Quando ainda estava no seminário, o seu bispo decidiu enviá-lo para estudar em Pamplona graças à ajuda dos parceiros, benfeitores e amigos da Fundação CARF, onde estudou primeiro o Bacharelato Teológico e depois a Licenciatura em Teologia Bíblica.
«A minha experiência foi muito agradável, a formação que recebi no Seminário internacional Bidasoa ajudou-me a consolidar a minha resposta ao chamamento que Deus me fez. O O acompanhamento pessoal do meu diretor espiritual e dos meus formadores foi para mim um instrumento muito especial. para a minha formação. Aprendi muito com eles, sobretudo a perseverança de permanecer unido ao Senhor na oração e no trabalho», confessa.
Teve a mesma experiência durante a sua passagem pela Universidade de Navarra. Admite que, no início, lhe foi difícil adaptar-se aos métodos de estudo e de ensino, bem como ao elevado nível de formação desta universidade. Mas com o passar do tempo e o apoio dos formadores, garante-nos que conseguiu colher os muitos frutos da sua estadia aqui.
«Os estudos realizados em Pamplona foram um instrumento muito bem-vindo para a minha experiência ministerial. A nível pessoal, os estudos teológicos ajudaram-me a assentar bases sólidas na minha fé, porque a compreensão da doutrina da Igreja permite-me entrar em diálogo com a realidade em que vivo e em que o mundo se encontra hoje; uma realidade que está em constante mudança e que exige de mim como cristão, colocar Deus em primeiro lugar na minha vida para lidar com situações tão complexas que muitas vezes nos são apresentadas disfarçadas de bem», explica aos leitores da Fundação CARF.

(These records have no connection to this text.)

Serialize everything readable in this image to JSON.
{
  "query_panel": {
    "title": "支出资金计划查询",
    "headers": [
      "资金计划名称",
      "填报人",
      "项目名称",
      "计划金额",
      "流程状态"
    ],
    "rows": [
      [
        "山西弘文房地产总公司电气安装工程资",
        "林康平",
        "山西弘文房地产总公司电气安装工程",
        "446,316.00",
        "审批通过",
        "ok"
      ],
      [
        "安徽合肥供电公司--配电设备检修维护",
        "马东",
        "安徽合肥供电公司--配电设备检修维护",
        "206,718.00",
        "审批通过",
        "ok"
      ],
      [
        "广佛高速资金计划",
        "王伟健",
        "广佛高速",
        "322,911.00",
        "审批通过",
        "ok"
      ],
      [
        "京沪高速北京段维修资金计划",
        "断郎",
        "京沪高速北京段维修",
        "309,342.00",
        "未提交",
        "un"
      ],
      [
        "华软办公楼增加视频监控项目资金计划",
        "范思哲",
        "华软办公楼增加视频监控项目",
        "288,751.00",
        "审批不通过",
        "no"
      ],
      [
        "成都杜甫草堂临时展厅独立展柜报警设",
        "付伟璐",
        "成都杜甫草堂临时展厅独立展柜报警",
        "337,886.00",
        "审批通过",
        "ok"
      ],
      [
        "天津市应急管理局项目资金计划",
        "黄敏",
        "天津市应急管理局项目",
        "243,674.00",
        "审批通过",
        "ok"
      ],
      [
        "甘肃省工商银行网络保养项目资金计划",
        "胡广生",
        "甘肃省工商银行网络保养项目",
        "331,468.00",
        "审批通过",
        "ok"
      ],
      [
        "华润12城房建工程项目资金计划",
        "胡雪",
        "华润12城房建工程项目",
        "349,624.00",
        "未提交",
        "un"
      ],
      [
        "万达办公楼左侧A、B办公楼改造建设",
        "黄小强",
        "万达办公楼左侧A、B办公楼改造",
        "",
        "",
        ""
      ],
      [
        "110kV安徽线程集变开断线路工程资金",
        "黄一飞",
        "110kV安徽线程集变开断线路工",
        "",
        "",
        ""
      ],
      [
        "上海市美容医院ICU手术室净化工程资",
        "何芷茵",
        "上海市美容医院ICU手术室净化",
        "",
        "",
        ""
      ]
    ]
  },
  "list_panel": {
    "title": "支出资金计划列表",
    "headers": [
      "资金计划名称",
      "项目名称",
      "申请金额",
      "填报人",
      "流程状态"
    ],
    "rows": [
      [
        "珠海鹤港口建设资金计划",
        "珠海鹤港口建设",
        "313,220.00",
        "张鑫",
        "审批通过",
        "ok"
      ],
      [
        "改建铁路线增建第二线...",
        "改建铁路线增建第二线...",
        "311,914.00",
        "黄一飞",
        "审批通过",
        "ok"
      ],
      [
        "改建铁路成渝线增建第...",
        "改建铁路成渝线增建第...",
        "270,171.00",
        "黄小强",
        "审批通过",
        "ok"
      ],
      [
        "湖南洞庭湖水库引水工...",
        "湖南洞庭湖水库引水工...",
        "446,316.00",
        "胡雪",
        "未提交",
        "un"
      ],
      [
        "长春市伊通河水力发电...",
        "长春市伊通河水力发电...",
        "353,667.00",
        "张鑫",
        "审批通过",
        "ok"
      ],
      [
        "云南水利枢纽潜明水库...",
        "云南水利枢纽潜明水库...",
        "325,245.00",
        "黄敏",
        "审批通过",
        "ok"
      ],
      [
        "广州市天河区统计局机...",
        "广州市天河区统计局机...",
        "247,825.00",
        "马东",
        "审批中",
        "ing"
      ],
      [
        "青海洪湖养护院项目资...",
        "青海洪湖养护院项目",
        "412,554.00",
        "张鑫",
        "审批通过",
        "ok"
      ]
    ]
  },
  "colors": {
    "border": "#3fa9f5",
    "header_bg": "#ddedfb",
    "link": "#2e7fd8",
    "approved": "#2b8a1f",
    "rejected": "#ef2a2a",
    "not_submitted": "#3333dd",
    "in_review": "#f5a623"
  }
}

A esta experiência acrescenta mais bens espirituais, pois considera que, graças ao testemunho de oração que encontrou em Bidasoa e na Universidade de Navarra, recebeu ferramentas importantes para «me comprometer a transmitir esse mesmo testemunho num mundo onde a relação com Deus pode tornar-se superficial ou escassa».

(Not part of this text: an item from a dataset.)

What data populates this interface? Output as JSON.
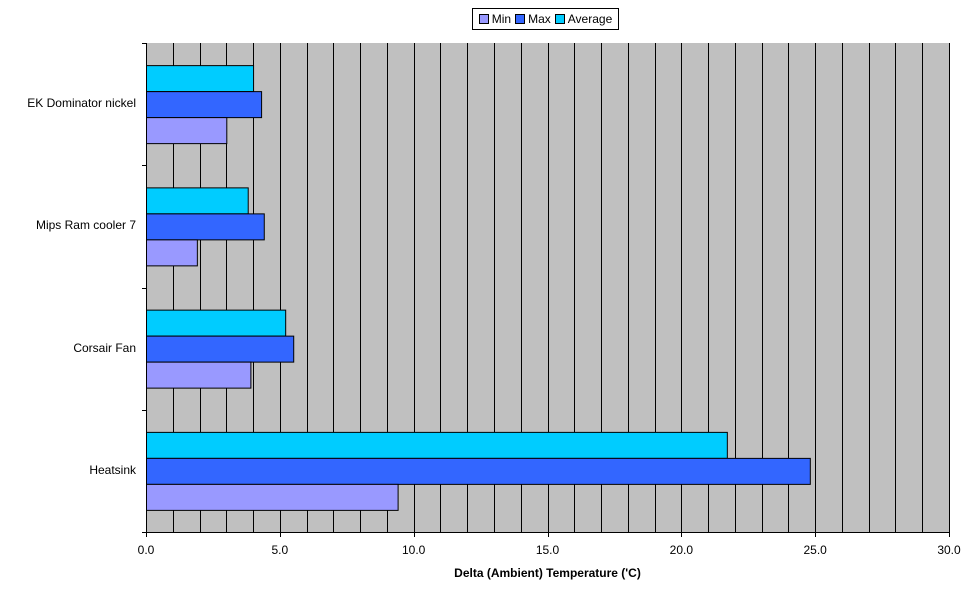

Desses anos guarda uma recordação especial que marcou o seu ministério sacerdotal: a morte de Don Juan Antonio Gil Tamayo, um sacerdote «alegre, dedicado, inteligente e com um carisma muito especial», que teve como formador em Pamplona.

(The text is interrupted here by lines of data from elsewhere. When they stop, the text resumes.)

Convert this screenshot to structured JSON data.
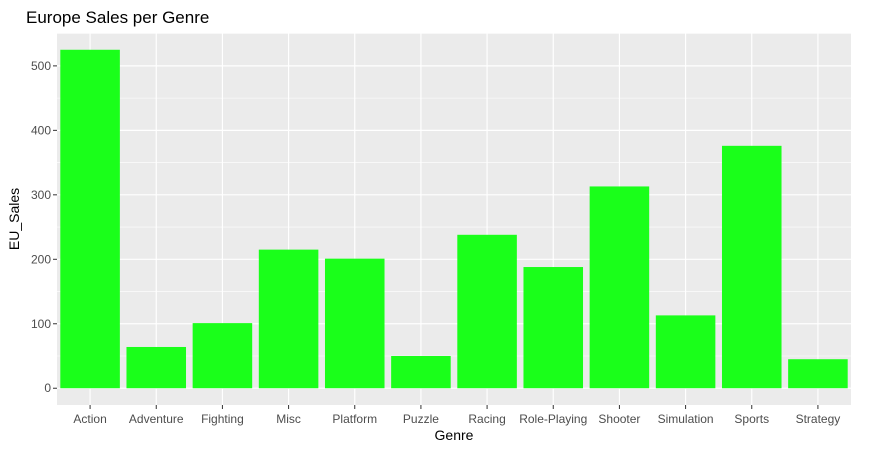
{
  "chart_data": {
    "type": "bar",
    "title": "Europe Sales per Genre",
    "xlabel": "Genre",
    "ylabel": "EU_Sales",
    "categories": [
      "Action",
      "Adventure",
      "Fighting",
      "Misc",
      "Platform",
      "Puzzle",
      "Racing",
      "Role-Playing",
      "Shooter",
      "Simulation",
      "Sports",
      "Strategy"
    ],
    "values": [
      525,
      64,
      101,
      215,
      201,
      50,
      238,
      188,
      313,
      113,
      376,
      45
    ],
    "ylim": [
      -26,
      551
    ],
    "yticks": [
      0,
      100,
      200,
      300,
      400,
      500
    ],
    "grid": true,
    "legend": "none",
    "colors": {
      "bar": "#1aff1a",
      "panel_background": "#ebebeb",
      "grid_major": "#ffffff",
      "tick_text": "#4d4d4d"
    }
  }
}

«Foi um período difícil para nós, seminaristas, e para todo o seminário em geral. Mas resta-me a agradável experiência de ter conhecido um ser humano tão especial, um sacerdote que, apesar da dificuldade dos seus sofrimentos, nunca se queixou, pelo contrário, viveu os seus últimos anos numa generosa dedicação a Deus».
«Lembro-me das palavras que um professor pronunciou na faculdade pouco depois da morte de Dom Juan Antonio: "um santo andou por aqui". Este acontecimento marcou profundamente a minha vida, primeiro como seminarista e agora como sacerdote», recorda Saúl com emoção.
Estes anos de ministério permitiram-lhe conhecer os grandes desafios que os padres enfrentam. Assim, sublinha que durante estes anos experimentou que «como padre, é preciso só uma coisa: estar em comunhão com Deus».
Acrescenta que a vida dos sacramentos e da oração é o que «fortalece o ministério sacerdotal para poder entregar-se plenamente ao povo que Deus nos confia». E adverte: «tudo o que não vem de Deus para o sacerdote, longe de o fortalecer, evidentemente o enfraquece e o perde. Fora de Deus, nada; com Deus, tudo».
Por fim, Saúl Ruiz tem uma recordação muito carinhosa para os benfeitores e amigos da Fundação CARF: «Nunca se canse de colaborar nesta grande fundação. Pode ter a certeza de que a sua ajuda está a dar frutos abundantes em muitas partes do mundo. Mas, acima de tudo, rezai! A vossa missão não termina com cada curso de formação, a vossa missão prolonga-se sempre na oração por cada seminarista e sacerdote que recebeu a vossa preciosa ajuda na nossa formação sacerdotal. Muito obrigado.